Que Ucrania no caiga por el precipicio

Ucrania no ha muerto todavía, dice su himno nacional. Sin embargo, la imagen de Ucrania, hoy, es el rostro ensangrentado y herido del activista opositor Dmitri Bulátov. Las comparaciones con Bosnia son excesivas, pero sí podemos decir que estamos ante un Chernóbil político.
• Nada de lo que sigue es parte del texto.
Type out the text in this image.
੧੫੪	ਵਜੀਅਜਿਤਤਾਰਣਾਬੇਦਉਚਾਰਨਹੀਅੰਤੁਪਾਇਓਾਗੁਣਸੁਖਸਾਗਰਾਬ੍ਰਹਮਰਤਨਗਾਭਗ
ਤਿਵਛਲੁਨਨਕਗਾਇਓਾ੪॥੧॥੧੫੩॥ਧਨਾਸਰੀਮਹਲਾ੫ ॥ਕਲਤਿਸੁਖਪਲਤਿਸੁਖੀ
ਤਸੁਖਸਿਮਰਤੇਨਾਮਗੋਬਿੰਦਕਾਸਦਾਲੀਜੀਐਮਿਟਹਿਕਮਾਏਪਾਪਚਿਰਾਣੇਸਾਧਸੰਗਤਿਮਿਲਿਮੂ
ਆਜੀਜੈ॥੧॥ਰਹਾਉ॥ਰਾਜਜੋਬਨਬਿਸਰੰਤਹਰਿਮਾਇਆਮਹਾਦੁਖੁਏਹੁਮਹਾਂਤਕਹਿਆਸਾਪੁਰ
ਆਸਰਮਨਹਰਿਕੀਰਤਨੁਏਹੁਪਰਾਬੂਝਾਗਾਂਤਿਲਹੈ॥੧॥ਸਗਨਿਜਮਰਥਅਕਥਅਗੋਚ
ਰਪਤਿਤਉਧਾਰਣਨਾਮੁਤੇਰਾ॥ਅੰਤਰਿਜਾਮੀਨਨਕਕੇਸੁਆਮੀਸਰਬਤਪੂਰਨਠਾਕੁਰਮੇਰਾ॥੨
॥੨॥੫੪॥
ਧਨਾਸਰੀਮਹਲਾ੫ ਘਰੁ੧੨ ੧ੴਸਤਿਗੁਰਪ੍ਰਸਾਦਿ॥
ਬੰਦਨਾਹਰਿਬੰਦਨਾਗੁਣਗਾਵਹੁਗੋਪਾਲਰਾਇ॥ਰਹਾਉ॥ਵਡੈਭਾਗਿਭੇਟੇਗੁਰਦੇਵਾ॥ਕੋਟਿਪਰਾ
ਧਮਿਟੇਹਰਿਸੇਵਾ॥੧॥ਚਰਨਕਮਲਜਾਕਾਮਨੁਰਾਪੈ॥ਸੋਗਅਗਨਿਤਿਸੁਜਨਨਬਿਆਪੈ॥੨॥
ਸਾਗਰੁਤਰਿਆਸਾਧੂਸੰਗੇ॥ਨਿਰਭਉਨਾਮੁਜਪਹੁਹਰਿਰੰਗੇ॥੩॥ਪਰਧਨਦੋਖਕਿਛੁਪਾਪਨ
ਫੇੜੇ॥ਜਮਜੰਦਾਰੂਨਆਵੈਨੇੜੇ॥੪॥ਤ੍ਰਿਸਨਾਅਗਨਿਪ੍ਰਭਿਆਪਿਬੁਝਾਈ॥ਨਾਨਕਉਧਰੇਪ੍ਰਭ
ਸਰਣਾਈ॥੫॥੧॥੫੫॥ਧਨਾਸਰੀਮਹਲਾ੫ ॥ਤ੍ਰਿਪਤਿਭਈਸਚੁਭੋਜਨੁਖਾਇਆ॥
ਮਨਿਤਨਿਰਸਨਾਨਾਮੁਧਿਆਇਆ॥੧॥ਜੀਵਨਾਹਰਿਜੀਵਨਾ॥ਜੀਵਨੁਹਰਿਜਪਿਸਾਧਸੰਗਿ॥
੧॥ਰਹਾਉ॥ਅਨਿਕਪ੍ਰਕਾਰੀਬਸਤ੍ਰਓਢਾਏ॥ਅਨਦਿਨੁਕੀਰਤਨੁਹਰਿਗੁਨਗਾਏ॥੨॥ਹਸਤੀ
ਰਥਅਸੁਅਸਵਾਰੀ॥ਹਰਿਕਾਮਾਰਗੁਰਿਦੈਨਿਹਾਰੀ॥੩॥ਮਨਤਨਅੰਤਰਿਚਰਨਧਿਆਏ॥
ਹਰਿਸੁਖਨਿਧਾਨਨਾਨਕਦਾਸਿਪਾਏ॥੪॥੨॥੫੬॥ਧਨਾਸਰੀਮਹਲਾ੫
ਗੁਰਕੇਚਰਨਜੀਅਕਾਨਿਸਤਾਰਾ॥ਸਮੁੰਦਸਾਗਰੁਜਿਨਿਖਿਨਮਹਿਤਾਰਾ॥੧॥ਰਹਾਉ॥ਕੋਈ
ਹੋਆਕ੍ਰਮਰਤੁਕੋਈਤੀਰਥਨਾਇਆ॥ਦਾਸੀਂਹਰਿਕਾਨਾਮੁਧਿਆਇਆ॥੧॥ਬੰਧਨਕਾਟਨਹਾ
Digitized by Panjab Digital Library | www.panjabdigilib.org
No tengo ni idea de lo que va a suceder en Ucrania mañana, ni mucho menos la semana que viene. Pero sé lo que a todos los europeos les gustaría que ocurriera durante el próximo año y las próximas décadas. En febrero de 2015, coincidiendo con el 75º aniversario de los Acuerdos de Yalta, Ucrania debería ser otra vez un Estado que más o menos funcione. Corrupto y fraudulento, pero un Estado de los que, a largo plazo, forjan una nación. Para entonces debería haber firmado un acuerdo de asociación con la UE y, al mismo tiempo, mantener una estrecha relación con Rusia. En febrero de 2045, en el centenario de Yalta, debería ser un Estado democrático, de derecho, miembro de la Unión Europea y con una estrecha relación con una Rusia democrática. “¡Qué iluso!”, dirán. Pero, si uno no sabe dónde quiere ir, todas las carreteras le dan lo mismo. Y esa es la meta a la que debemos querer acercarnos.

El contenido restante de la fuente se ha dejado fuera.